A White House official pushed back saying the move had nothing to do with politics and pointed to the fact that the administration conducted a study before "Don’t Ask, Don’t Tell" was repealed. The administration has also expressed its support for the Employment Non-Discrimination Act (ENDA) which requires Congressional approval. The legislation would prohibit employers from discriminating on the basis of sexual orientation and gender. Shin Inouye, a White House spokesperson, said in a statement: “The president is committed to lasting and comprehensive change and therefore our goal is passage of ENDA, which is a legislative solution to LGBT employment discrimination – just as the president pressed for legislative repeal of [Don't Ask, Don't Tell].”
In other news....
The Obama campaign today is trying to push the anniversary of “Romneycare” with a tough video, quoting people who helped him create the law and with footage of him from the signing day on top of a podium on a stage with Romney saying, “This is a politician’s dream, you’ve got to admit.”

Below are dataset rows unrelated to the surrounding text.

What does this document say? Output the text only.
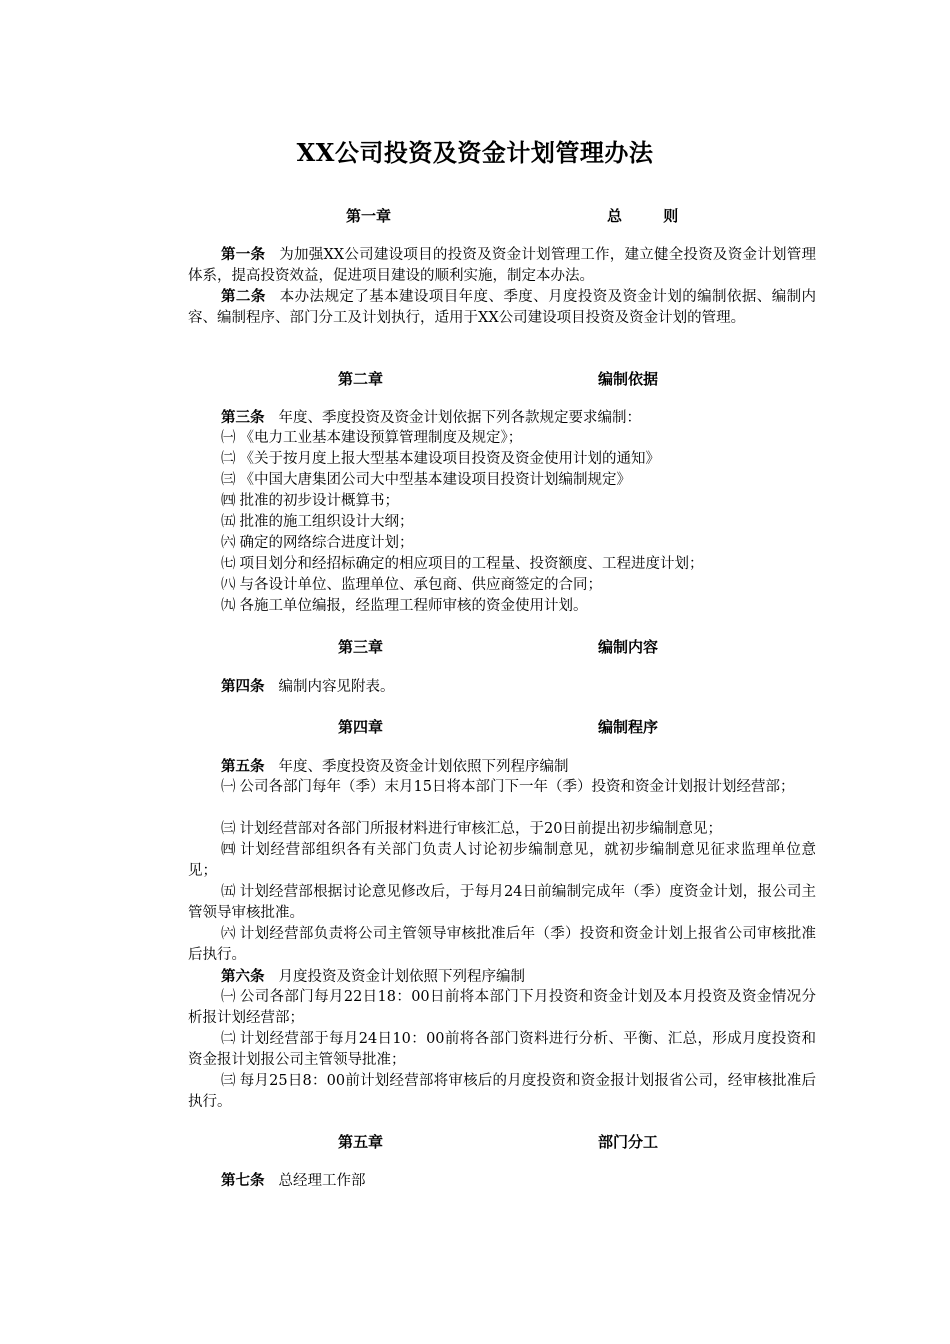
XX公司投资及资金计划管理办法
第一章	总 则
第一条 为加强XX公司建设项目的投资及资金计划管理工作，建立健全投资及资金计划管理体系，提高投资效益，促进项目建设的顺利实施，制定本办法。
第二条 本办法规定了基本建设项目年度、季度、月度投资及资金计划的编制依据、编制内容、编制程序、部门分工及计划执行，适用于XX公司建设项目投资及资金计划的管理。
第二章	编制依据
第三条 年度、季度投资及资金计划依据下列各款规定要求编制：
㈠ 《电力工业基本建设预算管理制度及规定》；
㈡ 《关于按月度上报大型基本建设项目投资及资金使用计划的通知》
㈢ 《中国大唐集团公司大中型基本建设项目投资计划编制规定》
㈣ 批准的初步设计概算书；
㈤ 批准的施工组织设计大纲；
㈥ 确定的网络综合进度计划；
㈦ 项目划分和经招标确定的相应项目的工程量、投资额度、工程进度计划；
㈧ 与各设计单位、监理单位、承包商、供应商签定的合同；
㈨ 各施工单位编报，经监理工程师审核的资金使用计划。
第三章	编制内容
第四条 编制内容见附表。
第四章	编制程序
第五条 年度、季度投资及资金计划依照下列程序编制
㈠ 公司各部门每年（季）末月15日将本部门下一年（季）投资和资金计划报计划经营部；
㈢ 计划经营部对各部门所报材料进行审核汇总，于20日前提出初步编制意见；
㈣ 计划经营部组织各有关部门负责人讨论初步编制意见，就初步编制意见征求监理单位意见；
㈤ 计划经营部根据讨论意见修改后，于每月24日前编制完成年（季）度资金计划，报公司主管领导审核批准。
㈥ 计划经营部负责将公司主管领导审核批准后年（季）投资和资金计划上报省公司审核批准后执行。
第六条 月度投资及资金计划依照下列程序编制
㈠ 公司各部门每月22日18：00日前将本部门下月投资和资金计划及本月投资及资金情况分析报计划经营部；
㈡ 计划经营部于每月24日10：00前将各部门资料进行分析、平衡、汇总，形成月度投资和资金报计划报公司主管领导批准；
㈢ 每月25日8：00前计划经营部将审核后的月度投资和资金报计划报省公司，经审核批准后执行。
第五章	部门分工
第七条 总经理工作部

The Wall Street Journal: “Romney Faces Heat on Birthday of Massachusetts Health Law.” The state’s Democratic governor on Wednesday celebrated the sixth birthday of the Massachusetts health-care law — and took some jabs at its creator, Republican presidential contender Mitt Romney. The ceremony at historic Faneuil Hall was in the spot where Mr. Romney signed the legislation into law in April 2006 when he was governor of the state. He has promised to repeal the national version of the legislation. ‘I think he has a lot to be proud of, he contributed ideas, the individual mandate was one of them…why not be proud?’ said Gov. Deval Patrick, a co-chair of President Barack Obama’s national re-election committee.”